Of course, this name is very appropriate for Neo-Pagans. Luna (pronounced "LOO-nah") is a Spanish, Italian, and Latin name meaning "moon." The moon has long been associated with female power for many cultures (in Japan and India it's different, both deities of the moon are masculine). In Wicca, the moon is the Goddess who sits alongside the God as an equal. Unlike many other religions, the Goddess is generally seen as more important and some traditions, like Dianic Wicca, ignore the God entirely. Wiccans pay a lot of attention to the phases of the moon, so the Goddess is a Triple Goddess. While the moon is waxing, full, and waning, the Goddess is the Maiden, the Mother, and the Crone. These three phases symbolize virginity, fertility, and wisdom. Wiccans are required to observe thirteen Esbats (ritual days)a year. It's thirteen because there are thirteen full moons a year.

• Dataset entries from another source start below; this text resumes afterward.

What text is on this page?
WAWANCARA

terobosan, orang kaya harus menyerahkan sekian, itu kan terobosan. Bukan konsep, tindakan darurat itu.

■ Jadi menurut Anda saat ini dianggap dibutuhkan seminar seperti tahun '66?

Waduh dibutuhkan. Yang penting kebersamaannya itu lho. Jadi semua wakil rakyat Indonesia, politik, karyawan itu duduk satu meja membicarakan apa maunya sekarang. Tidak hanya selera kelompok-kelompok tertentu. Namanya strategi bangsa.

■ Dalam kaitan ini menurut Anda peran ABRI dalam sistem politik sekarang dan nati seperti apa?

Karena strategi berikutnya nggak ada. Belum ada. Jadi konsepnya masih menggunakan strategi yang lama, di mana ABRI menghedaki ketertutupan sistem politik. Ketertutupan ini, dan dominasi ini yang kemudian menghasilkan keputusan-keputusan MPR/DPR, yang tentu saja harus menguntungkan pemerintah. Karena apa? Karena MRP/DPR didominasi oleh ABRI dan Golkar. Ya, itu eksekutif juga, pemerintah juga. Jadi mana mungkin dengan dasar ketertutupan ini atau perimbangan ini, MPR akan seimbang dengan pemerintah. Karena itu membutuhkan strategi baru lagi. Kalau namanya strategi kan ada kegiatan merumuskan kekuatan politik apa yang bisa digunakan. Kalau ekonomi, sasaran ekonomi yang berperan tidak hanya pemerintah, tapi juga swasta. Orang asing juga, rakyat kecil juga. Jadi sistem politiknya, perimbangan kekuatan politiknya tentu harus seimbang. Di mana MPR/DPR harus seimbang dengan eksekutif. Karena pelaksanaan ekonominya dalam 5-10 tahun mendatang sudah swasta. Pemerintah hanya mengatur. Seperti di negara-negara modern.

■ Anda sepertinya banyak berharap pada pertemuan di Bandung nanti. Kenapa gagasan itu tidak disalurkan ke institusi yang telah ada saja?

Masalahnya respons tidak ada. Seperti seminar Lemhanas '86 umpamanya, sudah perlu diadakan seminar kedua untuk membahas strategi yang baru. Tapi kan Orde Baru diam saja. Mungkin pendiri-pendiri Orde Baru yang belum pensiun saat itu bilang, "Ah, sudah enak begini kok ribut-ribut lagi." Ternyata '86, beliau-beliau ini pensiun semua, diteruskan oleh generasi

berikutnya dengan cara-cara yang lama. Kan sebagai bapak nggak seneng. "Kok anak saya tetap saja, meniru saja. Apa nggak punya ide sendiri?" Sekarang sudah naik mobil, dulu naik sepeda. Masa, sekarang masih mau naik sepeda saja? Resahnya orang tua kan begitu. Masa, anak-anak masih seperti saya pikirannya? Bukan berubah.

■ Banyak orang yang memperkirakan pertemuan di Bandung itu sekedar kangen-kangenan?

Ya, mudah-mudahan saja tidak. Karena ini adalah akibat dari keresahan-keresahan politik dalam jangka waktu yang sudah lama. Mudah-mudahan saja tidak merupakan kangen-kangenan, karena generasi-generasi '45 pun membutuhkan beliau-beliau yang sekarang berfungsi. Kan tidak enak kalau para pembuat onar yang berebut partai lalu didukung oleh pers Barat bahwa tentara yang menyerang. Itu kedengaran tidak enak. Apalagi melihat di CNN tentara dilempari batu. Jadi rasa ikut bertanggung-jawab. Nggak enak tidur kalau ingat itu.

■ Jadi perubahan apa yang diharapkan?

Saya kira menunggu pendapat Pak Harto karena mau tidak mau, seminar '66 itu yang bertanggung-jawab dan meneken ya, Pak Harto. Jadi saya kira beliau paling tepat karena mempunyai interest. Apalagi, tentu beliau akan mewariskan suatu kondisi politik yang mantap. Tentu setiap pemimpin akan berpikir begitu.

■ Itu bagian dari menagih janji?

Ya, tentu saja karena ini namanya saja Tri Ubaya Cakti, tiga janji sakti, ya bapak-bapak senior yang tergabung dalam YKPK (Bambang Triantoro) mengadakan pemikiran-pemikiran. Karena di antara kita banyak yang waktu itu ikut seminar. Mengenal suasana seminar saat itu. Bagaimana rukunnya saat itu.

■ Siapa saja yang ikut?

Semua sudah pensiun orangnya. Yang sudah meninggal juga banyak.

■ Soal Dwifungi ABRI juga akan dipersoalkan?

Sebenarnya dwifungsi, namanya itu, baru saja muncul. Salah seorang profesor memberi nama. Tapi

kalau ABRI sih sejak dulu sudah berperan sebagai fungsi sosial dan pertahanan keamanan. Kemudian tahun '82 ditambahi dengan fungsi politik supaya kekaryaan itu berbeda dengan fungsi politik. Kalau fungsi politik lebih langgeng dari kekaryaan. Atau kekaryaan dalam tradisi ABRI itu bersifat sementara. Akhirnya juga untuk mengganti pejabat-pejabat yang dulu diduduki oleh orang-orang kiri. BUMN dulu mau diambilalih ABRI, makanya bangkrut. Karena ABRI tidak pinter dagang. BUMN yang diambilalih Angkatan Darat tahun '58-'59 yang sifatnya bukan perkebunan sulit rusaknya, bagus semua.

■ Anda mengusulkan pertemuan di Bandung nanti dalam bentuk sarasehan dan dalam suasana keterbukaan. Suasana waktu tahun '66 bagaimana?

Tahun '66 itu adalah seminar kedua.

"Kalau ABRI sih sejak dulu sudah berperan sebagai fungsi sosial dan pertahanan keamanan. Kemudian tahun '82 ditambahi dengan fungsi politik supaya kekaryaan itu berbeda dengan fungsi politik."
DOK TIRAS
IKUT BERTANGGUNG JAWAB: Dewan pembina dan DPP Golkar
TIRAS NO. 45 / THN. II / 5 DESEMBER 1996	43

Luna is also sometimes used as another name for either Artemis or Selene. Artemis is a widely venerated Greek goddess who holds dominion over the moon according to most sources, others say this is Selene's job. If you're born under the sign of cancer, you could use this as a name because cancer is ruled by the moon. On another note, the word lunatic comes from Luna. Somewhere in history, it switched from the moon causing magick to the moon causing madness.
A notable namesake is Luna Leopold, a male hydrologist and environmentalist well known for his radical notion that the natural world needs to be taken into account when managing water resources. Clearly, having a feminine name didn't hold him back. There is a masculine variant, Luno, but this is rarely used.
Thanks to Harry Potter, Luna has made a major comeback. Starting in 2003, what was once a "grandma name" appeared on the charts again. In the years following it's numbers shot up at an alarming rate. What year was Harry Potter and the Order of the Phoenix published? 2003. There is a very obvious connection. It peaked in 2009 at #322, and it has just started to wane. It's also popular in other countries, it's #16 in Belgium, #76 in Germany, and #87 in Spain...but is not used much in England. I say this because apparently Hermione got popular in England but not in the United States. So why did Luna succeed in this country, and not Hermione?
My theory is that this is due, at least in part, to our country's substantially larger Hispanic population. Hermione won't click with a Spanish speaking person. The letter H is very rarely used in Spanish, and when it is they keep it silent. And they treat the letter R differently as well. Luna's more accessible. They see it as a word name.
When Neo-Pagans try to think of names that invoke the Goddess, Luna is usually their first thought. It's popularity should not deter anyone who is truly in love with it, but for the sake of variety there's also Luneth, Lunette, and Lunetta. And despite it's use, I would never put it in the Wicca-lite category. It's witchy-ness is still very strong, and I think it will never really leave it.